The Berkeley City Council narrowly voted to send a proposal for a five-story development back to the city Zoning Adjustments Board at its Tuesday regular meeting, holding off on approving the project until some design tweaks are implemented.
The vote to remand the project, submitted by the development company BayRock Multifamily, back to the board comes after a history of delays and setbacks. City staffers projected that it would be another four to six months before the project — mostly consisting of one-bedroom “micro units” — would receive approval. The development seeks to provide a total of 57 mixed-use units at 2701 Shattuck Ave.
Reinforcing a staunchly pro-housing stance before the city, a handful of students representing the ASUC Office of the External Affairs Vice President, or EAVP, came out to press council members to approve the project. They exhorted the need for student housing above resident objections, which mainly centered on concerns regarding potential intrusion of privacy and excessive shade cast by the building.
“Those things just seem so trivial compared to the massive housing crisis in the Bay Area,” said Angie Chen, the local affairs director for the EAVP who commented at the meeting. “It was frustrating how City Council keeps moving the goal post for what seems to be a simple project. … What we see here is local bureaucracy preventing housing from being built.”
Many aspects of the proposal that council members criticized stemmed from the city’s own ordinances and codes, and council members suggested that they might implement policy changes in the future to resolve them. Council members who voted to remand the project back to the zoning board — Sophie Hahn, Kate Harrison, Ben Bartlett, Cheryl Davila and Mayor Jesse Arreguín — sent with it recommendations to increase neighbor privacy. The five council members also sent recommendations to increase the number of subsidized affordable units from the five units that were proposed and to further reduce parking.

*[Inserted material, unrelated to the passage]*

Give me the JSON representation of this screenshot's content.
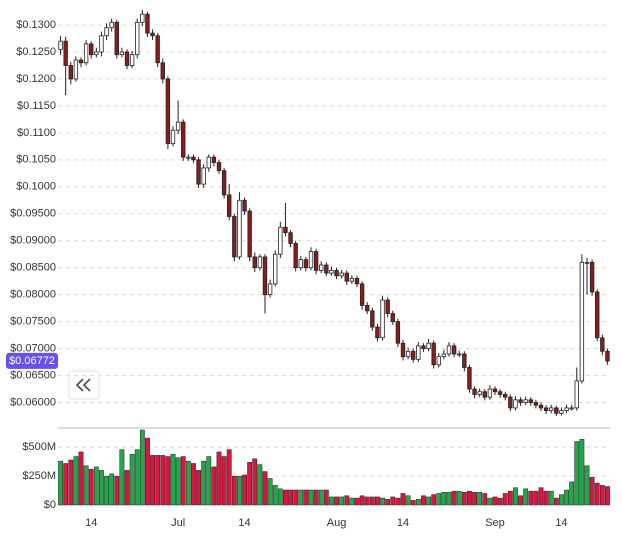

As it was presented, the proposed number of parking spaces was lower than the city’s minimum requirement for the area, an exception previously granted by the board to address neighbor complaints. As part of the vote, Arreguín also clarified that the rate of affordable on-site units would be at the behest of the developer, as the city requires developers to either include the units or pay an in-lieu fee — which in this case amounted to $1 million to the city’s affordable housing fund used to develop units for low-income individuals.
Stuart Gruendl, the CEO of BayRock Multifamily and a co-founder of its predecessor company, said he is “considering our legal options,” leaving open the possibility of a lawsuit.
“This (makes it) really clear that this is why the state is developing these pro-housing laws because this project was approved 7-1 at ZAB,” Gruendl said. “If (the proposal) keeps going around in a circular fashion, then you just sue. A judge would rule in our favor because it is compliant (under the state law).”
Bartlett took the opportunity to mark a new stance on the Inclusionary Housing Ordinance, which mandates that developers either include subsidized, low-income housing or pay fees in their place toward the city’s affordable housing trust fund. Bartlett said he would “from now on be advocating that the buildings have (a) maximum” number of affordable units, citing the $135 million already in the fund provided by Measure O, which passed in November 2018.
Gruendl said it is expected to take at least two years after approval to build the project.